Nordea in £400m senior, SMN nears, amid uncertain outlook

Feb 7th, 2013

Nordic FIG supply this week was limited to a £400m three year senior unsecured FRN for Sweden’s Nordea Bank today (Thursday), although a SpareBank 1 SMN senior unsecured deal is still in the pipeline and others are said to be monitoring global market conditions.

NordeaNordea is understood to have met with £475m of orders for its FRN, allowing it to increase a £250m minimum deal to £400m (Skr4.03bn/Eu468m) and price the transaction at 50bp over three month Libor, the tight end of guidance of the low 50s over area. HSBC and UBS were lead managers.

A syndicate official away from the deal said that Nordea’s deal came at an interesting juncture for the debt markets, with talk of a bond boom and the rates rally coming to an end, and that he expects supply to be thin over the coming months.

“It speaks volumes when you have a small opportunistic-type sterling three year floater as the first visit to the public markets by a very strong Nordic national champion,” he said.

“The issue now I think is that people may be reluctant to come to this market anytime soon because it’s very clear that the very good days of January have passed us by, and there is no doubt that new issue premiums will be elevated, especially going out along the curve.”

Meanwhile, SpareBank 1 SMN released its fourth quarter and preliminary annual results yesterday (Wednesday) after having completed a roadshow on Friday, and is monitoring the market and collecting feedback from investors as part of its decision-making about whether to launch a euro senior unsecured transaction, Dag Olav Uddu, head of treasury at SMN Bank, told Nordic FIs & Covered.
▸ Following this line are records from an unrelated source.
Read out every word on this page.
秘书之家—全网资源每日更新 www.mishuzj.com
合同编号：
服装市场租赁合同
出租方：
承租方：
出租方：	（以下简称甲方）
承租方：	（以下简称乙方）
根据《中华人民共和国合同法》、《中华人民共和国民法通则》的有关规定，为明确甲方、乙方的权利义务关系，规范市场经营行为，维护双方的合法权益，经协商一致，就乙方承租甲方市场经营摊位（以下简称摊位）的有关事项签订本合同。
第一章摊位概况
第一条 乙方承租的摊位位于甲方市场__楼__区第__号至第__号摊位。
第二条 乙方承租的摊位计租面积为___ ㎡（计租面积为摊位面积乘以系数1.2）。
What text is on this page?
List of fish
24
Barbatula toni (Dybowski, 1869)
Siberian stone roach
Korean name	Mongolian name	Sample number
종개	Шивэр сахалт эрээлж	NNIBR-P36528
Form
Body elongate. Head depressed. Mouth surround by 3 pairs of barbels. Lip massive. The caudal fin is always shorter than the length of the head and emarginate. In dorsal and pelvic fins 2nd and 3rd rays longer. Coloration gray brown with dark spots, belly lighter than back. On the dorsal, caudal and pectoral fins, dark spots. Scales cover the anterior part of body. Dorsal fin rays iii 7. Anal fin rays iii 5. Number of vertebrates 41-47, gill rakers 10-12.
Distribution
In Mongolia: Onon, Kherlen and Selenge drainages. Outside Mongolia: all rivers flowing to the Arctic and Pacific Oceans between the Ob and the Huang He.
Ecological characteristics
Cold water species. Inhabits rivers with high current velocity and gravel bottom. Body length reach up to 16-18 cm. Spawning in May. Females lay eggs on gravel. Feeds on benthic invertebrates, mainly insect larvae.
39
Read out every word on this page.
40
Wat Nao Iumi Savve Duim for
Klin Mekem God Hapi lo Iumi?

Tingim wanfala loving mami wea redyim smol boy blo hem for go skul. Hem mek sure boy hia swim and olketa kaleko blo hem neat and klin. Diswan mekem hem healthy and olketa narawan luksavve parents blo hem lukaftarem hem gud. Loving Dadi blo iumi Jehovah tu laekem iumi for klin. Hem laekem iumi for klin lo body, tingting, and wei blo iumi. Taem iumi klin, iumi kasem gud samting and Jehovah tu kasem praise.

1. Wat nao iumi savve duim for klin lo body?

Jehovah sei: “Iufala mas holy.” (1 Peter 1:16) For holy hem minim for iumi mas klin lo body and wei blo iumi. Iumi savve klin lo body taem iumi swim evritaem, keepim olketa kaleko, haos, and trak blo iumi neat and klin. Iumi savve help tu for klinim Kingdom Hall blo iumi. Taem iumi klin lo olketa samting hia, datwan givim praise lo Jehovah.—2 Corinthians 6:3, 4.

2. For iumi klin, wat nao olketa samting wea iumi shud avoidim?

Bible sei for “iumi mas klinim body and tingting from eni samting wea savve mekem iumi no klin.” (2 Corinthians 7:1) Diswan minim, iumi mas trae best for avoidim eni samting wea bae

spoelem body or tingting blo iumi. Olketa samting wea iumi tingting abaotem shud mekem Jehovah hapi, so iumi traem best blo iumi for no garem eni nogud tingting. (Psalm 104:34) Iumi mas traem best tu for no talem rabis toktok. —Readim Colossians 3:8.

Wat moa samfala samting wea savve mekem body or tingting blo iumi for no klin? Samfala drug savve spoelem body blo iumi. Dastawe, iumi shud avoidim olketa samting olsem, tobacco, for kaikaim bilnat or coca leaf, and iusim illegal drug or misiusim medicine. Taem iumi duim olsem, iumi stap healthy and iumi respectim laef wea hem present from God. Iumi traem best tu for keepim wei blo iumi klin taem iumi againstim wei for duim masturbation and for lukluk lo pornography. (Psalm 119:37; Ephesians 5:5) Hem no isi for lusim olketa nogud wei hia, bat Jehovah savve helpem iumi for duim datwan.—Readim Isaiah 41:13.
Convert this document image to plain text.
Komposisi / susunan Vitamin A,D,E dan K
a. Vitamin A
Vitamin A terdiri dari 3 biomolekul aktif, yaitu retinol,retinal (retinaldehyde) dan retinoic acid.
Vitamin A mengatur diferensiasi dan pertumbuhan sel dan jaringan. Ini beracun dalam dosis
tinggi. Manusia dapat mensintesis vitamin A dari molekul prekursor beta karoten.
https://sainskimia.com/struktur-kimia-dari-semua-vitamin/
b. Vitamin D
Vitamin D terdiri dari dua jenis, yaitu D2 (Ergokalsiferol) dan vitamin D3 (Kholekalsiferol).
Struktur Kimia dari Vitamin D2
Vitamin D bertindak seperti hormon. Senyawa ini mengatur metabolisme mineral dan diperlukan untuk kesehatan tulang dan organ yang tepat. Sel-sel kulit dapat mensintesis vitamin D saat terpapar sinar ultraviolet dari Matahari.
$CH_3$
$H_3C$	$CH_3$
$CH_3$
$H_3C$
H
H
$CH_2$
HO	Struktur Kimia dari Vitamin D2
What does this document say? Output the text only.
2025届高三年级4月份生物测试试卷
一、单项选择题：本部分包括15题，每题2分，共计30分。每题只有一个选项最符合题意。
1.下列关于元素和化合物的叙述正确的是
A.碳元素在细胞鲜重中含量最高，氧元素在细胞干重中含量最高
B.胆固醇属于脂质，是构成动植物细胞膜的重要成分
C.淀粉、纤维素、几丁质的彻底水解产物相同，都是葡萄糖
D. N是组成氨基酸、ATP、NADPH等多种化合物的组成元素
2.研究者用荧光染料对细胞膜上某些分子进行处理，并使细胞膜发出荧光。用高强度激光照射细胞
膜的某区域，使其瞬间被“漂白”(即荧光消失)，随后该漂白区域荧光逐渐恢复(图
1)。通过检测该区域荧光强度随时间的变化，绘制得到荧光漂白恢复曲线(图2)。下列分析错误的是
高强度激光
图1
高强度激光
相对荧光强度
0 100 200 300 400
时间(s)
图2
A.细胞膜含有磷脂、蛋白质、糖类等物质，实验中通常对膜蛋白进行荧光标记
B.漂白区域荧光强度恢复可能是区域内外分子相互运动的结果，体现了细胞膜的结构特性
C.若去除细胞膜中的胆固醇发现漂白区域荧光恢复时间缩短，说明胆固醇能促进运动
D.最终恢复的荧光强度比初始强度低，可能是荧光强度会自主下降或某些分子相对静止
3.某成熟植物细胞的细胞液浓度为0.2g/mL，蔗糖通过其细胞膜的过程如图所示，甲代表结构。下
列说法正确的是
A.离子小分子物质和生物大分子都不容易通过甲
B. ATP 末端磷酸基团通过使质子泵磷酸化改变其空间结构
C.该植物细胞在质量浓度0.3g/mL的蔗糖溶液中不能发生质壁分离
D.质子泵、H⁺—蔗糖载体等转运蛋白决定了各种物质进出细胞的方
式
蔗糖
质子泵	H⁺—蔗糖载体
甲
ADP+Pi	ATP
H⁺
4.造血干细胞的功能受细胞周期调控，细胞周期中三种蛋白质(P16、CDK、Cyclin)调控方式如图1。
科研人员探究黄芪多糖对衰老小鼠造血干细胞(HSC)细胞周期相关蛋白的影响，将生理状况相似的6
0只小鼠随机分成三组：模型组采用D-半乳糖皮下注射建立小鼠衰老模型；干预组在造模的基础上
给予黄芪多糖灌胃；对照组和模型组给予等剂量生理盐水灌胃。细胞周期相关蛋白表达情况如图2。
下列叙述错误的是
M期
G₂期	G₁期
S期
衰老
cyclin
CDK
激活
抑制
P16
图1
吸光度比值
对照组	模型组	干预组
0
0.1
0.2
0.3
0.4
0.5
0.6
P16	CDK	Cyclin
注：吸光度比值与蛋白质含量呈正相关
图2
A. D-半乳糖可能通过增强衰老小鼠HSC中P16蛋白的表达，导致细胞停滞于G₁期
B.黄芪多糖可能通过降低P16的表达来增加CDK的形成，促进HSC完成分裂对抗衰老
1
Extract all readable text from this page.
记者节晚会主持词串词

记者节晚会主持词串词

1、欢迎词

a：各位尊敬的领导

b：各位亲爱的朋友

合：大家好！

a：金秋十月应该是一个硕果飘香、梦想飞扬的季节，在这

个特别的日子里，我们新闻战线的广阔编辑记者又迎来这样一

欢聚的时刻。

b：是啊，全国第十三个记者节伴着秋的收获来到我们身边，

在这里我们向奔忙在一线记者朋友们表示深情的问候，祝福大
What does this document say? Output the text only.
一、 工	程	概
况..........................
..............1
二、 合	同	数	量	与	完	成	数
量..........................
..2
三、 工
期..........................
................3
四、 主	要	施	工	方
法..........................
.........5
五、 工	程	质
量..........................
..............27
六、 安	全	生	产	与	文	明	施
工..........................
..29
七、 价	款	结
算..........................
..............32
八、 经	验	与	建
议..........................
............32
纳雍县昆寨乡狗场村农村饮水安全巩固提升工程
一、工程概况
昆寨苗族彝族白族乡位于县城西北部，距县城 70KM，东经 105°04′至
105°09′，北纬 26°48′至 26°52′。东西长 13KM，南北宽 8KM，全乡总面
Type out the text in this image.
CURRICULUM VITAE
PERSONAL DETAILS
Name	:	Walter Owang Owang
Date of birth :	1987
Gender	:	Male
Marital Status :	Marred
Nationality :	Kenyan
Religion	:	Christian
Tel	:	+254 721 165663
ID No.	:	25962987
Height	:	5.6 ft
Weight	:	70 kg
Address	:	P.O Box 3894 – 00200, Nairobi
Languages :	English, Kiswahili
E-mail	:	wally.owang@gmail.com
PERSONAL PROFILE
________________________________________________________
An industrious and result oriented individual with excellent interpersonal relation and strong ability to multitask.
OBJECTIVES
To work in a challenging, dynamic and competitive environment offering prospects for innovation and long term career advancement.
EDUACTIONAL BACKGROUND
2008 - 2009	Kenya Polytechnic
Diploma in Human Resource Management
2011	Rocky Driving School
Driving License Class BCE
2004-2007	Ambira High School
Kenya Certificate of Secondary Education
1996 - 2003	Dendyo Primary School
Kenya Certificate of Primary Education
The savings bank posted a pre-tax profit of Nkr1.355bn, up from Nkr1.236bn in 2011, and is pursuing a new capital plan based on a common equity tier one ratio target of at least 12.5% by the end of 2015, up from a current target of 9%. The new target takes into account residential mortgage risk weightings of 35% being targeted by the Norwegian financial supervisory authority.

Uddu previously told NFIC that the issuer had explored senior unsecured issuance opportunities last year but that it was not satisfied with market possibilities then, with improved market conditions this year prompting it to go on a roadshow.

That concluded on Friday, with the issuer having received good feedback, said Uddu yesterday, although meetings and conference calls are continuing on the back of the bank’s fourth quarter results.

“We are following our original plan by monitoring the market and collecting feedback from investors,” he said.

Investors have shown interest in understanding more about the savings bank’s plan for achieving its targeted capital levels, the housing market in Norway and the regulator’s plans to increase risk weightings for residential mortgages, said Uddu.

The Nordea sterling deal in the market today is the sixth Nordic FIG benchmark debt issue this year, coming after euro covered bonds for DNB Boligkreditt, Nordea Bank Finland and Terra BoligKreditt, and euro senior unsecured transactions for BRFkredit and SpareBank 1 SR Bank.

Nordic financial institutions have been busy releasing fourth quarter and full year results since last week, with their emergence from blackout periods raising questions about whether supply from the region, in particular Sweden, could be forthcoming should the market backdrop improve — cautious sentiment and central bank meetings combined to keep FIG primary market activity to a minimum this week.

Viet Le, FIs, covered bonds and ABS syndicate manager at Crédit Agricole CIB, said that Nordic banks can avail themselves of a range of markets across different currencies and asset classes, and that they will be weighing global options despite being well funded and therefore not under pressure to come to market.

“The Nordic banks are high profile credits so everything is open to them,” he said. “When market conditions stabilise there might be an argument for moving first in covered bonds given squeezed spreads and limited room for performance there, whereas in the senior market there is still scope for further price compression.

“The dollar market has been on fire since the beginning of the year and it’s natural for them to look at that, too, given that there is very good liquidity offered to Yankee names.”

The prospects of Swedish benchmark covered bond supply in euros is a particular focus in light of how little has hit the market in recent times — a Eu1.5bn five year deal for Svenska Handelsbanken’s Stadshypotek from March last year was the last Swedish euro covered bond — and given that Swedish banks were quite active in the euro senior unsecured market last year.

Alex Sönnerberg, Nordic DCM Origination, Crédit Agricole CIB, said the all-in cost of issuing a covered bond in euros versus Swedish kroner is more expensive than at the end of last year, but should still be manageable for issuers, although other factors such as diversification also play a role in the decision making process.

“The EUR/SEK cross-currency basis swap curve has tightened considerably over the past six months to levels not seen since 2010,” he said, “but so have credit spreads in the domestic covered bond market.

“As such, the differential between the euro and Swedish krona markets is around 10bp-15bp at the five year part of the curve right now, which is probably within the threshold for most Swedish issuers, but of course there are various considerations at play.”